Showcasing more than 65 outfits by the visionary designer, drawn from more than 40 collections, the exhibition will also include 13 additional works designed by Kawakubo’s protégés Junya Watanabe and Tao Kurihara.

Drawn from the NGV’s significant Comme des Garçons collection, gifted to the Gallery by donor Takamasa Takahashi, and including loans from his personal collection, the exhibition will examine the radical concepts and design methods that have informed Kawakubo’s practice for almost five decades. 

Collecting Comme will explore Kawakubo’s work from the time of her first presentation in Paris in 1981. Known for defying convention, Kawakubo has redefined fashion throughout her career, subverting garment shape and function, reframing ideas of beauty, and proposing a new relationship between the body and clothing. 

During the 1980s, Kawakubo’s collections highlighted her experimental approach to construction and form with oversized and asymmetrical garments, exploring the nuances of black through texture and dye. Her early runway collections – Destroy (Holes), autumn–winter 1982–83, and Patchworks and X, spring–summer 1983 – featured garments that were purposely distressed and unfinished. Highlights from these collections will be on display in Collecting Comme, including Kawakubo’s infamous hole-and dropped-stitch garment including Sweater 1982, created by deliberately faulting the knitting machines.

Throughout the 1990s, Kawakubo’s work continued to examine existing ideas of fashion. She contested definitions of beauty and taste, experimented with atypical fabrics and deconstructed ideas about gender and women’s social roles. The Comme des Garçons aesthetic questioned the idea of dressing for display, and used punk elements to refashion femininity into something far more transgressive.

Implicit in the work was a refusal to see the physical body as a limitation.

Featuring some of Kawakubo’s most radical statements to date, Collecting Comme will include three works from the Body Meets Dress-Dress Meets Body collection; spring–summer 1997. Widely referred to as the ‘lumps and bumps’ collection, the runway show featured models dressed in outfits stuffed at the hips, abdomen and shoulders with bulging pillows of polyurethane. Implicit in the work was a refusal to see the physical body as a limitation. 

‘To this day, Rei Kawakubo and the Comme des Garçons label remain widely regarded as a groundbreaking force in contemporary fashion,’ said Tony Ellwood AM, Director, National Gallery of Victoria. 

‘As the largest public repository of Comme des Garçons in Australia, the NGV is hugely grateful to Takamasa Takahashi for entrusting the Gallery with these works for the enjoyment of future generations.’

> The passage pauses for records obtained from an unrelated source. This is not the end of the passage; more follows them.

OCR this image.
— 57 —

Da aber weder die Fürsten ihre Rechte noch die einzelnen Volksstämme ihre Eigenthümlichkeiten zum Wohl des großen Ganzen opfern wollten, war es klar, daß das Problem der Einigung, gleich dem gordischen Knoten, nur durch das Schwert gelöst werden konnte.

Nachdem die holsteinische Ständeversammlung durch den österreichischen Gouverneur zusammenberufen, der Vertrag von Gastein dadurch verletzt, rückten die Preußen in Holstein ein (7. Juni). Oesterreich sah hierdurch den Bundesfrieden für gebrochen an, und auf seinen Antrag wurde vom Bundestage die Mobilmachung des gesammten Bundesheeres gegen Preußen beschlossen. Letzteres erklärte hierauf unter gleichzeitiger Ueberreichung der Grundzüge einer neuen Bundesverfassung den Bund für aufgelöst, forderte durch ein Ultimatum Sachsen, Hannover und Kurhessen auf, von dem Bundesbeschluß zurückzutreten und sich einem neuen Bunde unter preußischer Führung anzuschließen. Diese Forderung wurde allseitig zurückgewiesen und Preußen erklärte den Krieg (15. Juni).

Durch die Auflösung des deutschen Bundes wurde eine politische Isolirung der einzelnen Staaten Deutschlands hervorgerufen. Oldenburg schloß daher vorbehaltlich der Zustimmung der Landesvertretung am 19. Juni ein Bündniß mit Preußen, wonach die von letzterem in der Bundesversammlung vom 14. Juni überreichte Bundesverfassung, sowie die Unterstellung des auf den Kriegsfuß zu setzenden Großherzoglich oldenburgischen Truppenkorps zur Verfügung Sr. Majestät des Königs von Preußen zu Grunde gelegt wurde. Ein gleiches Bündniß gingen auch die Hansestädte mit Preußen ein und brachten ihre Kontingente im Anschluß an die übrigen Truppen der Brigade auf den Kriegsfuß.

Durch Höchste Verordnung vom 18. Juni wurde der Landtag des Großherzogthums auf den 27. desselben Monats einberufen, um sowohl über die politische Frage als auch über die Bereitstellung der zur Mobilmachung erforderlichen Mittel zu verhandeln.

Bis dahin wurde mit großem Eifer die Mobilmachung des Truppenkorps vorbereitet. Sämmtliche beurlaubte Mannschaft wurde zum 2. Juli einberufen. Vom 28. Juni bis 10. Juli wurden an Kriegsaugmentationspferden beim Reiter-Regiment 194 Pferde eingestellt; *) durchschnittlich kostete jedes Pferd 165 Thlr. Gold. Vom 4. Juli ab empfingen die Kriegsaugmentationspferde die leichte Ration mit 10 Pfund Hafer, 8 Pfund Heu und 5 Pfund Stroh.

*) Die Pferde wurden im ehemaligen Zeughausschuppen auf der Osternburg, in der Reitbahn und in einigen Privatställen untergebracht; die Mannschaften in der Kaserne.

Takamasa Takahashi first discovered the unconventional work of Comme des Garçons in the mid 1970s. By the early 1980s, he was dedicated to wearing Kawakubo’s unisex and unstructured styles on the streets of Tokyo. Turning his attention to collecting in 1986, Takahashi began donating works to the NGV in 2005.

‘I would like for people to look at Kawakubo’s work with an open mind: to question what they are looking at and consider the story behind the creation of the garment,’ said Mr Takahashi.